I came up with a more optimal semi-solution. I have sorted my dataframe by Sector and Volume.
df <- structure(list(Customer = structure(1:17, .Label = c("A", "B",
"C", "D", "E", "F", "G", "H", "I", "J", "K", "L", "M", "N", "O",
"P", "Q"), class = "factor"), Sector = structure(c(1L, 1L, 1L,
1L, 1L, 1L, 2L, 2L, 2L, 2L, 2L, 2L, 3L, 3L, 3L, 3L, 3L), .Label = c("Aviation",
"Biotech", "Construction"), class = "factor"), Volume = c(-5000L,
-3000L, 4000L, 6000L, 7000L, 9000L, -4000L, -1500L, 2000L, 3000L,
5000L, 6000L, -7000L, -4000L, 5000L, 7000L, 8000L)),
class = "data.frame", row.names = c(NA,-17L))
EDITED:
## > df
## Customer Sector Volume
## A Aviation - 5000
## B Aviation - 3000
## C Aviation 4000
## D Aviation 6000
## E Aviation 7000
## F Aviation 9000
## G Biotech - 4000
## H Biotech - 1500
## I Biotech 2000
## J Biotech 3000
## K Biotech 5000
## L Biotech 6000
## M Construction - 7000
## N Construction - 4000
## O Construction 5000
## P Construction 7000
## Q Construction 8000
Let's say I would like to leave the highest and lowest 2 customers per sector.
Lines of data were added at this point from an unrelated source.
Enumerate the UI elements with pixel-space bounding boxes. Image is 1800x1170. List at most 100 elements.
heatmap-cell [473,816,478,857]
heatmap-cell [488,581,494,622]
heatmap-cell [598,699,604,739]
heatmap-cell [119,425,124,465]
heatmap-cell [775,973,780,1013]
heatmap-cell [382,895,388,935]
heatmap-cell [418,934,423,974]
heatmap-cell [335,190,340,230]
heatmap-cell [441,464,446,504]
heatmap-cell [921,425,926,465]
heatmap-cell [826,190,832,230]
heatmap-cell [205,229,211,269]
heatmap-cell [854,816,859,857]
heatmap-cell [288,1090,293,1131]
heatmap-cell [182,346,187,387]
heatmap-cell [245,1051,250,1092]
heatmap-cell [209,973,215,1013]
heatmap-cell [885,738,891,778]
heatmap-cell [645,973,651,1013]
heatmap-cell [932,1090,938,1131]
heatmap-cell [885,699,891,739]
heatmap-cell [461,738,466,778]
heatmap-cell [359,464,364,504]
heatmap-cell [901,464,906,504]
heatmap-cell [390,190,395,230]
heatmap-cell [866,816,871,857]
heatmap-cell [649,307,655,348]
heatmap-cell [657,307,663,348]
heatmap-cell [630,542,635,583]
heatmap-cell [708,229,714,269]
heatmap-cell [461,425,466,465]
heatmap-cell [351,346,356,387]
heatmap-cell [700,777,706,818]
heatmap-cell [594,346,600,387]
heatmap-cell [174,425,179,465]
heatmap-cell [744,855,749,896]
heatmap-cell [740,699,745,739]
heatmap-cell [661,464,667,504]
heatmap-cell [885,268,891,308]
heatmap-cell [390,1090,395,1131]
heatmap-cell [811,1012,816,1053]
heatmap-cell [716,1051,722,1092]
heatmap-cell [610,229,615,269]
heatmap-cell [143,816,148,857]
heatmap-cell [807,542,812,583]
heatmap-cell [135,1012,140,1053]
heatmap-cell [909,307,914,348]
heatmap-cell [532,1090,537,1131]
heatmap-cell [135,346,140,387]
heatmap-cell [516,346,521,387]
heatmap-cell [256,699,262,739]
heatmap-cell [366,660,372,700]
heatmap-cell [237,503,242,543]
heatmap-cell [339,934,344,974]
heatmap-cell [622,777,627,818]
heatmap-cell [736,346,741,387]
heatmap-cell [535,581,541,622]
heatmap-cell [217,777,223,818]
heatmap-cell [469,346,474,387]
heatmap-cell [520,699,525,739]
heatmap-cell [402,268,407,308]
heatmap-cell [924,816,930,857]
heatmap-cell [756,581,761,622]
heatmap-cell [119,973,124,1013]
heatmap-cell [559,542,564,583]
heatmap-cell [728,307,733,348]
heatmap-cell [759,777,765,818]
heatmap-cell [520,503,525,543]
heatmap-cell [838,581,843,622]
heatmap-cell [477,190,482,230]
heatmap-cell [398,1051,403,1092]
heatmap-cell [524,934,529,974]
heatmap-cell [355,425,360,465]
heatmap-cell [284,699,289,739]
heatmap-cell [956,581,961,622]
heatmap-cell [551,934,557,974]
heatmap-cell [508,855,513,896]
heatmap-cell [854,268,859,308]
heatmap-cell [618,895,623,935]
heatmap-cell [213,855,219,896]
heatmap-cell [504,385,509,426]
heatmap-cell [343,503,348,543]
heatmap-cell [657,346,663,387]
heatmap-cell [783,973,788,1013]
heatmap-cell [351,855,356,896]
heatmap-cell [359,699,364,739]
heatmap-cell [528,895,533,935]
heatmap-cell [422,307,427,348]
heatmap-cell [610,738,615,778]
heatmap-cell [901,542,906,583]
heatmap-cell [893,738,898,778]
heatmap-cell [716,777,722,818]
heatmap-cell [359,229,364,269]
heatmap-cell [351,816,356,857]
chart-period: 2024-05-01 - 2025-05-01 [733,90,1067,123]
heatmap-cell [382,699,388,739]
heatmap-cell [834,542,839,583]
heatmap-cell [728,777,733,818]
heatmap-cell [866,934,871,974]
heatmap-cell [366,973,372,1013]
So, my final table should look like this:
## > df
## Customer Sector Volume
## A Aviation - 5000
## B Aviation - 3000
## E Aviation 7000
## F Aviation 9000
## G Biotech - 4000
## H Biotech - 1500
## K Biotech 5000
## L Biotech 6000
## M Construction - 7000
## N Construction - 4000
## P Construction 7000
## Q Construction 8000
The only difference is that I would like to see highest/lowest 100 customers per sector in my case instead of just 2.